The Secret to Solo Travel

This is not a photo of the place we were in when the situation described below happened. It is just a pretty photo I like.

It’s quite simple, folks. If you act like you can’t be f*cked with, people will (usually) not f*ck with you.

While my friend Anjali and I were on a trip to Montréal — one that I wouldn’t shut up about to my then colleagues at the UNC Center for Innovation and Sustainability in Local Media, namely because I had paid for the trip using the money I earned from there, or to the residents who I am resident advising, as resident advisors do — we ran into some strange people.

Take this long-winded example that is the premise of this post.

I really wanted to go visit the local Costco on our last day in Montréal, because I love Costco and I thought it would be ironic to take a photo at a foreign one. It’d be kind of like collecting shot glasses or magnets as souvenirs, I reasoned.

(Secretly I do still want a photo in front of the local Costco at every international destination I find myself in. Ah, the joys of American consumerism taking over the world….yay capitalism.)

But, we’d already spent the whole night exploring McGill University (a.k.a. sneaking into the RVC dining hall, having our American debit cards declined and then finding a very nice student suddenly swiping her card for our meals – Avis, if you are reading this, you gave us the wrong phone number to pay you back, but we are very grateful…) and watching a movie at a theater close to the McGill campus. I also ate some delicious Lebanese kebabs smack dab in the middle of downtown at midnight. That was fun.

So we made an attempt at going to the Costco at around 2 a.m., which didn’t end up working out very well. After taking a metro to a different part of downtown and walking for something like 20 minutes, we deserted our plans once we realized to get to the Costco, we’d have to walk through this super sketchy alley that didn’t look particularly… enticing, if that is the right word.

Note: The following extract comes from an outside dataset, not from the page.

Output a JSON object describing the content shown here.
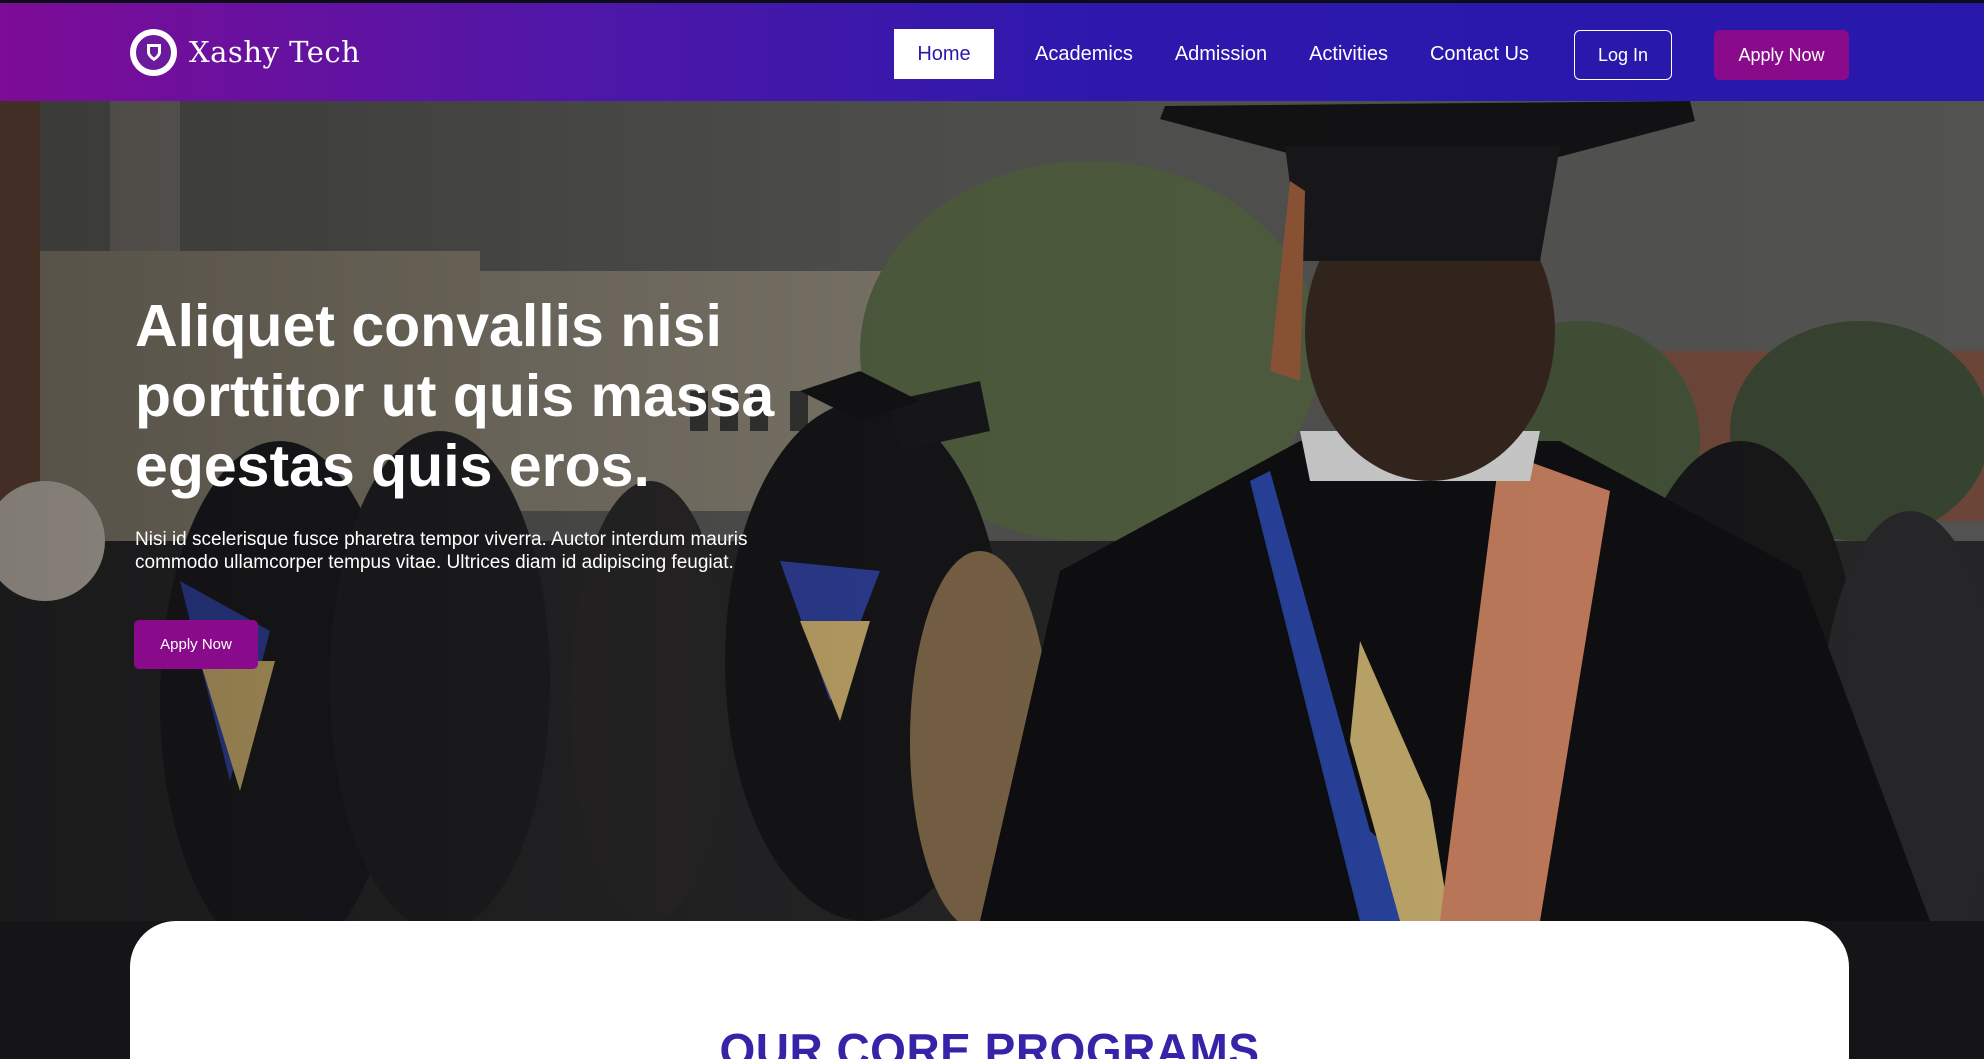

I admittedly cursed at myself a lot that night, because the hike to the bus stop that would get us back to our Airbnb was very long, treacherous, and did-I-mention-that-we-were-walking-around-a-foreign-city-at-some-ungodly-hour. My mom was going to kill me if she heard about this. The city was dark, and though there were very few people out, the ones who were out were either drunk or smelled potently of weed. Skyscrapers loomed over us in every direction, and with each passing step my legs grew more and more weary. My phone, conveniently, died in the middle of our trek (thanks, Apple.) I think I even spotted a few street rats.

Anyways, we finally reached the street where our bus stop was. I explicitly remember some woman in a long orange gypsy skirt and her boyfriend or husband or whatever displaying excessive PDA in front of a nearby building (I do not know why that memory sticks out.) We skirted around the strange couple and sat down on a ledge beside the bus stop, when a group of four seemingly inebriated guys walked up to us (cue: dramatic groan.)

Here’s the thing though. If you’ve ever been the weird kid in middle school or high school, you probably very quickly realized that people like to irritate you more the more visibly you are irritated. The same applies in several other life situations, I have learned.

So one of the dudes walks up to us and asks, “Are you girls going to school?”

To which I respond, “No, we were going to Costco.” He laughed at that.

By that point, Anjali and I had already faced an uncomfortable situation together. I’d told her to avoid giving away that she was intimidated, and in this instance she was doing a pretty good job of looking nonchalant. When he asked us where we were from, she told him that we were Canadians (which was not true, obviously.) I would have come up with a different lie, but I think she did a decent job in the moment.

He then sits down next to me, and moments after asking whether I was going to school or not, tells me that I am very good looking and that he would like my Snapchat. Does thou see the problem here?

I flat out told the man no. I told him that I was uncomfortable giving him my Snapchat. And he left. And even though Anjali and I heaved sighs of relief after he left, in the moment we were very cognizant of simply answering his questions in a straightforward manner, pretending to listen and acting like we did not give a flying f*ck.

I have no idea what the moral of this story is and why I just wrote it. Being young is weird, and I wonder whether I will feel more in control of strange situations when I’m like 40 years old or something. But for now, if you are a fellow teenager and are intent on visiting a foreign country and find yourself in a weird place, do yourself a favor and at least pretend you know what you’re doing. Because that’s a core facet of being an adult, it seems.